B. B. Conclusions du comité
B. B. Conclusions du comité
- 345. Le comité note que les graves événements auxquels se sont référés les plaignants se sont produits à l'occasion des grèves organisées dans des entreprises du secteur sucrier. Pour le gouvernement ces mouvements de grève étaient illégaux du fait que, dans le cas de l'entreprise AZTRA, le préavis imposé par la législation n'avait pas été donné et que, dans celui de la ferme San Rafaël, les revendications tendaient à réformer une convention collective en vigueur. En outre, les mouvements en question avaient été accompagnés d'une occupation des locaux.

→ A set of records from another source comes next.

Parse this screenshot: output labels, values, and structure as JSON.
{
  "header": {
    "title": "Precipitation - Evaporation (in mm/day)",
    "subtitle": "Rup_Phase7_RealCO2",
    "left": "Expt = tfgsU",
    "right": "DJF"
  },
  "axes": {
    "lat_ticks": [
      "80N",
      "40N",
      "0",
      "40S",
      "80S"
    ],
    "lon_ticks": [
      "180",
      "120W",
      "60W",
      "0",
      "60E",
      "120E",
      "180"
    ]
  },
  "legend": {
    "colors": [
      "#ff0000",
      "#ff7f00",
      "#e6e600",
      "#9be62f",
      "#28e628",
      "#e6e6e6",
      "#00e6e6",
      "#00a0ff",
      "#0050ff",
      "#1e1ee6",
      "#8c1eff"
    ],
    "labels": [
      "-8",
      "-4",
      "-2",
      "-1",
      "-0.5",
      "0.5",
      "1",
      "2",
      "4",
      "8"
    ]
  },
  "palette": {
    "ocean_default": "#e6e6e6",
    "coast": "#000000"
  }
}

- 346. Les deux cas ont donné lieu à une intervention des forces de l'ordre qui ont entraîné des pertes de vies humaines, particulièrement nombreuses à la raffinerie AZTRA. Le comité a noté la déclaration du sous-secrétaire d'Etat au travail décrivant les événements survenus dans cette raffinerie. Il apparaît que la description ainsi fournie est largement contradictoire avec les déclarations des plaignants quant à la forme d'intervention de la police, le nombre des morts, l'existence de blessés et l'origine des décès. Sur ce dernier point, les plaignants déclarent que des personnes furent tuées par balles et d'autres périrent noyées, alors qu'elles fuyaient devant les forces de l'ordre. Pour le gouvernement, les décès sont dus à des noyades survenues dans une confusion totale. Par ailleurs, le gouvernement ne fournit pas de précisions sur l'intervention de la police à la ferme San Rafaël, alors que les plaignants indiquaient que les travailleurs réunis dans l'entreprise avaient été attaqués par un groupe armé composé en partie de membres de la police rurale.

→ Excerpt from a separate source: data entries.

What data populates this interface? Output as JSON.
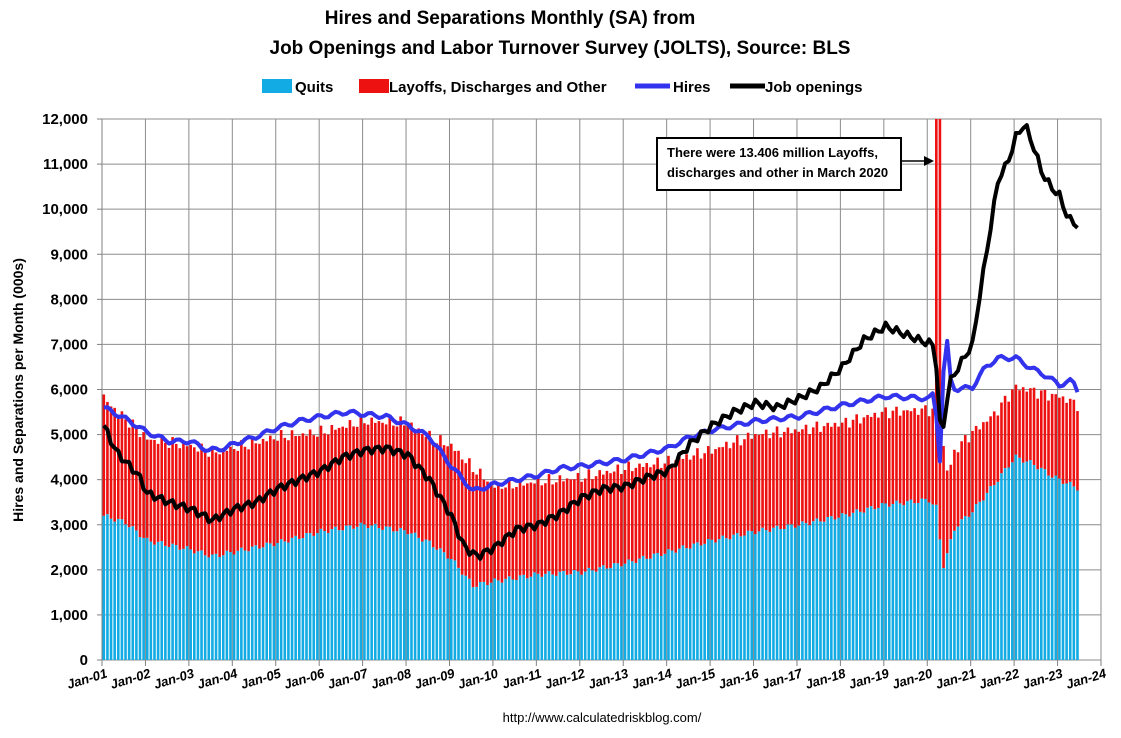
{
  "chart_data": {
    "type": "bar",
    "title_lines": [
      "Hires and Separations Monthly (SA) from",
      "Job Openings and Labor Turnover Survey (JOLTS), Source: BLS"
    ],
    "ylabel": "Hires and Separations per Month (000s)",
    "source": "http://www.calculatedriskblog.com/",
    "ylim": [
      0,
      12000
    ],
    "y_ticks": [
      "0",
      "1,000",
      "2,000",
      "3,000",
      "4,000",
      "5,000",
      "6,000",
      "7,000",
      "8,000",
      "9,000",
      "10,000",
      "11,000",
      "12,000"
    ],
    "x_ticks": [
      "Jan-01",
      "Jan-02",
      "Jan-03",
      "Jan-04",
      "Jan-05",
      "Jan-06",
      "Jan-07",
      "Jan-08",
      "Jan-09",
      "Jan-10",
      "Jan-11",
      "Jan-12",
      "Jan-13",
      "Jan-14",
      "Jan-15",
      "Jan-16",
      "Jan-17",
      "Jan-18",
      "Jan-19",
      "Jan-20",
      "Jan-21",
      "Jan-22",
      "Jan-23",
      "Jan-24"
    ],
    "grid": true,
    "legend_position": "top",
    "annotation": {
      "lines": [
        "There were 13.406 million Layoffs,",
        "discharges and other in March 2020"
      ]
    },
    "monthly_x_start": "2001-01",
    "monthly_x_end": "2023-06",
    "series": [
      {
        "name": "Quits",
        "kind": "stacked-bar",
        "color": "#12ABE4",
        "anchors": [
          [
            2001.0,
            3200
          ],
          [
            2001.5,
            3050
          ],
          [
            2002.0,
            2650
          ],
          [
            2003.0,
            2450
          ],
          [
            2003.5,
            2300
          ],
          [
            2004.0,
            2400
          ],
          [
            2005.0,
            2600
          ],
          [
            2006.0,
            2850
          ],
          [
            2007.0,
            3000
          ],
          [
            2008.0,
            2850
          ],
          [
            2008.5,
            2600
          ],
          [
            2009.0,
            2250
          ],
          [
            2009.5,
            1650
          ],
          [
            2010.0,
            1750
          ],
          [
            2011.0,
            1900
          ],
          [
            2012.0,
            1950
          ],
          [
            2013.0,
            2150
          ],
          [
            2014.0,
            2400
          ],
          [
            2015.0,
            2650
          ],
          [
            2016.0,
            2850
          ],
          [
            2017.0,
            3000
          ],
          [
            2018.0,
            3200
          ],
          [
            2019.0,
            3450
          ],
          [
            2019.5,
            3500
          ],
          [
            2020.0,
            3550
          ],
          [
            2020.2,
            3350
          ],
          [
            2020.3,
            2000
          ],
          [
            2020.4,
            2300
          ],
          [
            2020.6,
            2950
          ],
          [
            2021.0,
            3300
          ],
          [
            2021.5,
            3900
          ],
          [
            2021.9,
            4400
          ],
          [
            2022.0,
            4500
          ],
          [
            2022.4,
            4350
          ],
          [
            2022.8,
            4100
          ],
          [
            2023.0,
            4000
          ],
          [
            2023.46,
            3800
          ]
        ]
      },
      {
        "name": "Layoffs, Discharges and Other",
        "kind": "stacked-bar",
        "color": "#EE1111",
        "anchors": [
          [
            2001.0,
            2600
          ],
          [
            2001.5,
            2300
          ],
          [
            2002.0,
            2250
          ],
          [
            2003.0,
            2300
          ],
          [
            2004.0,
            2300
          ],
          [
            2005.0,
            2350
          ],
          [
            2006.0,
            2200
          ],
          [
            2007.0,
            2300
          ],
          [
            2008.0,
            2400
          ],
          [
            2008.5,
            2350
          ],
          [
            2009.0,
            2500
          ],
          [
            2009.5,
            2600
          ],
          [
            2010.0,
            2100
          ],
          [
            2011.0,
            2050
          ],
          [
            2012.0,
            2100
          ],
          [
            2013.0,
            2100
          ],
          [
            2014.0,
            2000
          ],
          [
            2015.0,
            2000
          ],
          [
            2016.0,
            2150
          ],
          [
            2017.0,
            2100
          ],
          [
            2018.0,
            2050
          ],
          [
            2019.0,
            2050
          ],
          [
            2020.0,
            2000
          ],
          [
            2020.1,
            2100
          ],
          [
            2020.18,
            13406
          ],
          [
            2020.26,
            9500
          ],
          [
            2020.34,
            2000
          ],
          [
            2020.5,
            1700
          ],
          [
            2021.0,
            1750
          ],
          [
            2021.5,
            1550
          ],
          [
            2022.0,
            1550
          ],
          [
            2022.5,
            1650
          ],
          [
            2023.0,
            1850
          ],
          [
            2023.46,
            1850
          ]
        ]
      },
      {
        "name": "Hires",
        "kind": "line",
        "color": "#3333EE",
        "anchors": [
          [
            2001.0,
            5600
          ],
          [
            2001.5,
            5350
          ],
          [
            2002.0,
            5050
          ],
          [
            2002.5,
            4850
          ],
          [
            2003.0,
            4850
          ],
          [
            2003.4,
            4650
          ],
          [
            2003.8,
            4700
          ],
          [
            2004.0,
            4800
          ],
          [
            2004.5,
            4950
          ],
          [
            2005.0,
            5150
          ],
          [
            2005.5,
            5300
          ],
          [
            2006.0,
            5400
          ],
          [
            2006.6,
            5500
          ],
          [
            2007.0,
            5450
          ],
          [
            2007.5,
            5400
          ],
          [
            2008.0,
            5200
          ],
          [
            2008.5,
            4950
          ],
          [
            2009.0,
            4300
          ],
          [
            2009.5,
            3750
          ],
          [
            2010.0,
            3900
          ],
          [
            2011.0,
            4100
          ],
          [
            2011.5,
            4250
          ],
          [
            2012.0,
            4300
          ],
          [
            2013.0,
            4450
          ],
          [
            2014.0,
            4700
          ],
          [
            2014.5,
            4950
          ],
          [
            2015.0,
            5100
          ],
          [
            2016.0,
            5300
          ],
          [
            2017.0,
            5400
          ],
          [
            2018.0,
            5650
          ],
          [
            2019.0,
            5850
          ],
          [
            2020.0,
            5800
          ],
          [
            2020.1,
            5900
          ],
          [
            2020.2,
            5200
          ],
          [
            2020.28,
            4000
          ],
          [
            2020.37,
            8050
          ],
          [
            2020.45,
            6300
          ],
          [
            2020.6,
            6000
          ],
          [
            2021.0,
            6050
          ],
          [
            2021.3,
            6500
          ],
          [
            2021.6,
            6700
          ],
          [
            2022.0,
            6700
          ],
          [
            2022.3,
            6500
          ],
          [
            2022.7,
            6300
          ],
          [
            2023.0,
            6100
          ],
          [
            2023.3,
            6200
          ],
          [
            2023.46,
            5900
          ]
        ]
      },
      {
        "name": "Job openings",
        "kind": "line",
        "color": "#000000",
        "anchors": [
          [
            2001.0,
            5200
          ],
          [
            2001.3,
            4600
          ],
          [
            2001.8,
            4100
          ],
          [
            2002.0,
            3700
          ],
          [
            2002.5,
            3500
          ],
          [
            2003.0,
            3350
          ],
          [
            2003.5,
            3100
          ],
          [
            2004.0,
            3350
          ],
          [
            2004.5,
            3500
          ],
          [
            2005.0,
            3800
          ],
          [
            2005.5,
            4000
          ],
          [
            2006.0,
            4200
          ],
          [
            2006.5,
            4500
          ],
          [
            2007.0,
            4650
          ],
          [
            2007.5,
            4700
          ],
          [
            2008.0,
            4550
          ],
          [
            2008.5,
            4000
          ],
          [
            2009.0,
            3200
          ],
          [
            2009.3,
            2500
          ],
          [
            2009.6,
            2300
          ],
          [
            2010.0,
            2500
          ],
          [
            2010.5,
            2900
          ],
          [
            2011.0,
            3000
          ],
          [
            2011.5,
            3250
          ],
          [
            2012.0,
            3600
          ],
          [
            2012.5,
            3800
          ],
          [
            2013.0,
            3850
          ],
          [
            2013.5,
            4050
          ],
          [
            2014.0,
            4200
          ],
          [
            2014.5,
            4800
          ],
          [
            2015.0,
            5200
          ],
          [
            2015.5,
            5500
          ],
          [
            2016.0,
            5700
          ],
          [
            2016.5,
            5600
          ],
          [
            2017.0,
            5800
          ],
          [
            2017.5,
            6050
          ],
          [
            2018.0,
            6500
          ],
          [
            2018.5,
            7100
          ],
          [
            2019.0,
            7400
          ],
          [
            2019.5,
            7200
          ],
          [
            2019.9,
            7050
          ],
          [
            2020.1,
            7000
          ],
          [
            2020.2,
            6300
          ],
          [
            2020.28,
            4600
          ],
          [
            2020.37,
            5600
          ],
          [
            2020.5,
            6200
          ],
          [
            2020.8,
            6700
          ],
          [
            2021.0,
            7000
          ],
          [
            2021.2,
            8300
          ],
          [
            2021.4,
            9500
          ],
          [
            2021.6,
            10700
          ],
          [
            2021.8,
            11000
          ],
          [
            2022.0,
            11600
          ],
          [
            2022.2,
            11900
          ],
          [
            2022.4,
            11400
          ],
          [
            2022.6,
            10800
          ],
          [
            2022.8,
            10500
          ],
          [
            2023.0,
            10300
          ],
          [
            2023.2,
            9800
          ],
          [
            2023.46,
            9600
          ]
        ]
      }
    ]
  }
}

- 347. Le comité doit manifester sa profonde préoccupation devant la particulière gravité des événements survenus dans ces deux entreprises, d'autant que les explications fournies par le gouvernement n'éclaircissent pas suffisamment la nature de l'intervention de la police dans ces cas. Il n'apparaît pas, en effet, à la lumière des informations disponibles, que l'attitude des travailleurs dans les entreprises investies par la police aurait justifié une intervention des forces de l'ordre de nature à entraîner la perte de nombreuses vies humaines. Au sujet de l'entreprise AZTRA, le comité constate d'ailleurs que, deux mois après ces événements, a été signé un accord qui semble répondre aux revendications présentées par les travailleurs et dont le rejet avait provoqué la grève.

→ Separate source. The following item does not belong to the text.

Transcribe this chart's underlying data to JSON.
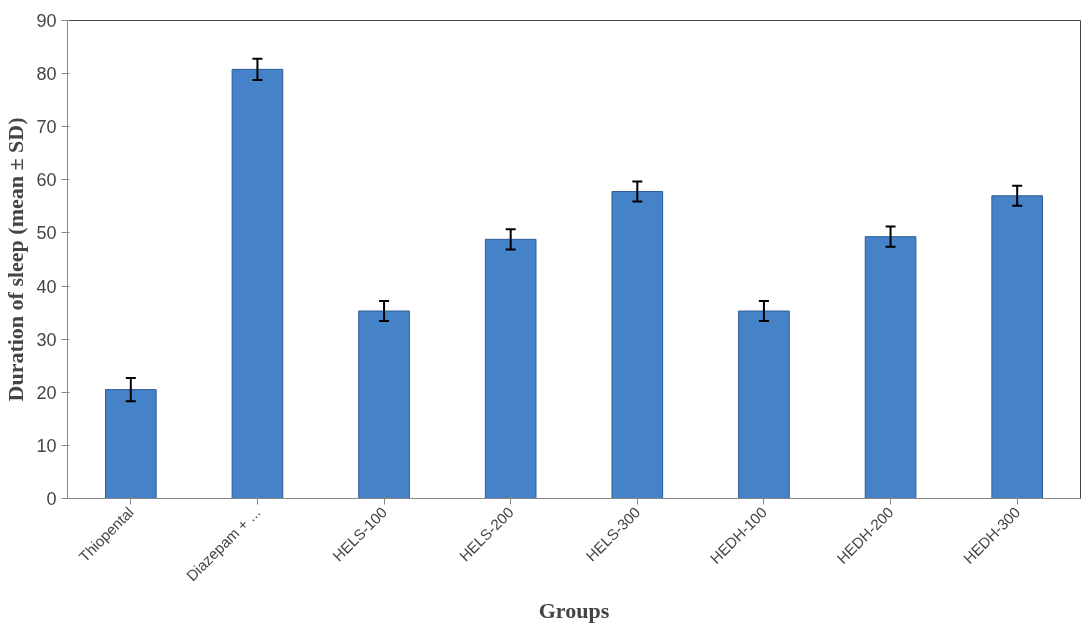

- 348. Le comité observe également que les plaignants faisaient état de l'arrestation de plusieurs dirigeants syndicaux. Le gouvernement n'ayant pas répondu à ces allégations, le comité souhaiterait que le gouvernement transmette des informations sur la situation actuelle de ces personnes, notamment sur le point de savoir quelles sont celles qui sont encore détenues et si elles ont été soumises à des instances judiciaires.
Recommandation du comité
Recommandation du comité
- 349. Dans ces conditions, le comité recommande au Conseil d'administration:
- a) de déplorer la particulière gravité des événements survenus à l'occasion des grèves à la raffinerie AZTRA et à la ferme San Rafaël;
- b) d'attirer l'attention du gouvernement sur les considérations exposées aux paragraphes 346 et 347 ci-dessus concernant l'intervention des forces de l'ordre dans ces deux entreprises;
- c) de prier le gouvernement de fournir des informations sur la situation actuelle des dirigeants syndicaux mentionnés au paragraphe 338 ci-dessus et d'indiquer notamment quels sont ceux qui sont encore détenus et s'ils ont été soumis à des instances judiciaires;
- d) de noter le présent rapport intérimaire.
- Genève, 23 février 1978. (Signé) Roberto AGO, Président.